One down. Five to go.

I'm halfway to the mirror when I hear it. That sound—light, bright, unmistakable.

Diana's laugh.

Too late. She's early.

I duck into the hallway as the front door opens. I press my back against the wall, holding my breath.

She walks in wearing the dress. The one that's red like fresh cuts. Her hair is pinned with silver combs. Her magic is buzzing, innocent and excited and dangerous.

I look at her from the shadows and feel nothing but terror.

If I fail… she becomes the Beloved again. If I succeed… I destroy her heart before anyone else can.

Either way, she'll never forgive me.

"Cupcakes!" she squeals. "Gray is the best."

From my position in the hallway, half-shadowed and feeling morally bankrupt, I resist the urge to whisper poisoned, just to mess with her.

Instead, I mouth the words silently, like a polite curse.

She tears open the box with the glee of a five-year-old on a sugar high, humming some aggressively cheerful pop song under her breath. I hear the rustle of tissue paper, the soft gasp when she sees the note. A dramatic pause.

"Oh my gods," she says. "She even wrote me a good-luck curse. That's so sweet."

Bless her golden little heart—she really can't tell the difference.

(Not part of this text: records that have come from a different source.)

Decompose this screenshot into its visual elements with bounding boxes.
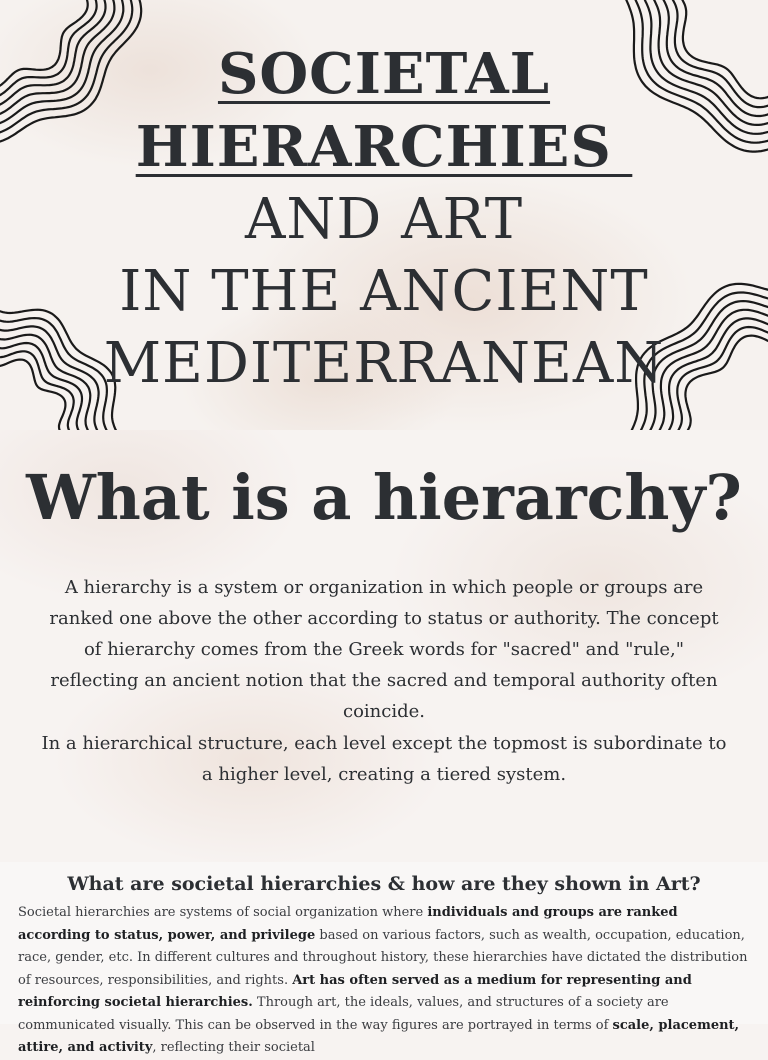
societal-body [18,902,750,1060]
definition-heading: What is a hierarchy? [26,461,742,534]
societal-heading: What are societal hierarchies & how are they shown in Art? [67,873,701,895]
title-hierarchies: HIERARCHIES [135,114,633,180]
definition-slide [0,430,768,862]
societal-text-1: Societal hierarchies are systems of social organization where [18,905,428,920]
societal-bold-1: individuals and groups are ranked according to status, power, and privilege [18,905,678,943]
title-societal: SOCIETAL [217,41,551,107]
definition-paragraph-1: A hierarchy is a system or organization in which people or groups are ranked one above the other according to status or authority. The concept of hierarchy comes from the Greek words for "sacred" and "rule," reflecting an ancient notion that the sacred and temporal authority often coincide. [49,577,719,722]
cover-title [0,38,768,400]
societal-text-4: , reflecting their societal [152,1040,315,1055]
societal-bold-2: Art has often served as a medium for representing and reinforcing societal hierarchies. [18,972,692,1010]
definition-paragraph-2: In a hierarchical structure, each level except the topmost is subordinate to a higher level, creating a tiered system. [41,733,727,785]
societal-bold-3: scale, placement, attire, and activity [18,1017,740,1055]
title-mediterranean: MEDITERRANEAN [103,331,665,396]
societal-text-2: based on various factors, such as wealth, occupation, education, race, gender, etc. In different cultures and throughout history, these hierarchies have dictated the distribution of resources, responsibilities, and rights. [18,927,748,988]
cover-slide [0,0,768,430]
societal-slide [0,862,768,1055]
societal-text-3: Through art, the ideals, values, and structures of a society are communicated visually. This can be observed in the way figures are portrayed in terms of [18,995,669,1033]
title-and-art: AND ART [244,187,524,252]
title-in-the-ancient: IN THE ANCIENT [119,259,649,324]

"I should put her on payroll," she mutters. "Cupcake delivery witch. Mood enhancer. Wardrobe consultant."

That's fair. I once saved her from a cursed corset that would've fused to her ribcage. I didn't even charge her.

"She's so thoughtful," Diana says, and I can hear her biting into one, chewing thoughtfully like she's on some bakery judge panel. "Is that nutmeg?"

Nope. It's crushed willowroot and a binding charm designed to kill sexual tension like a bucket of ice water to the soul.

"Delicious," she mumbles around the second bite.

I resist the urge to pop out and tell her she's about to go on the most boring date of her life. Instead, I inch backward, keeping to the wall, and slip out the back like a guilty raccoon.

Once I'm outside, I breathe again.

I've just hexed my cousin's libido.

In a cupcake.

With love.

Honestly, if I survive this lifetime, I'm giving myself a raise.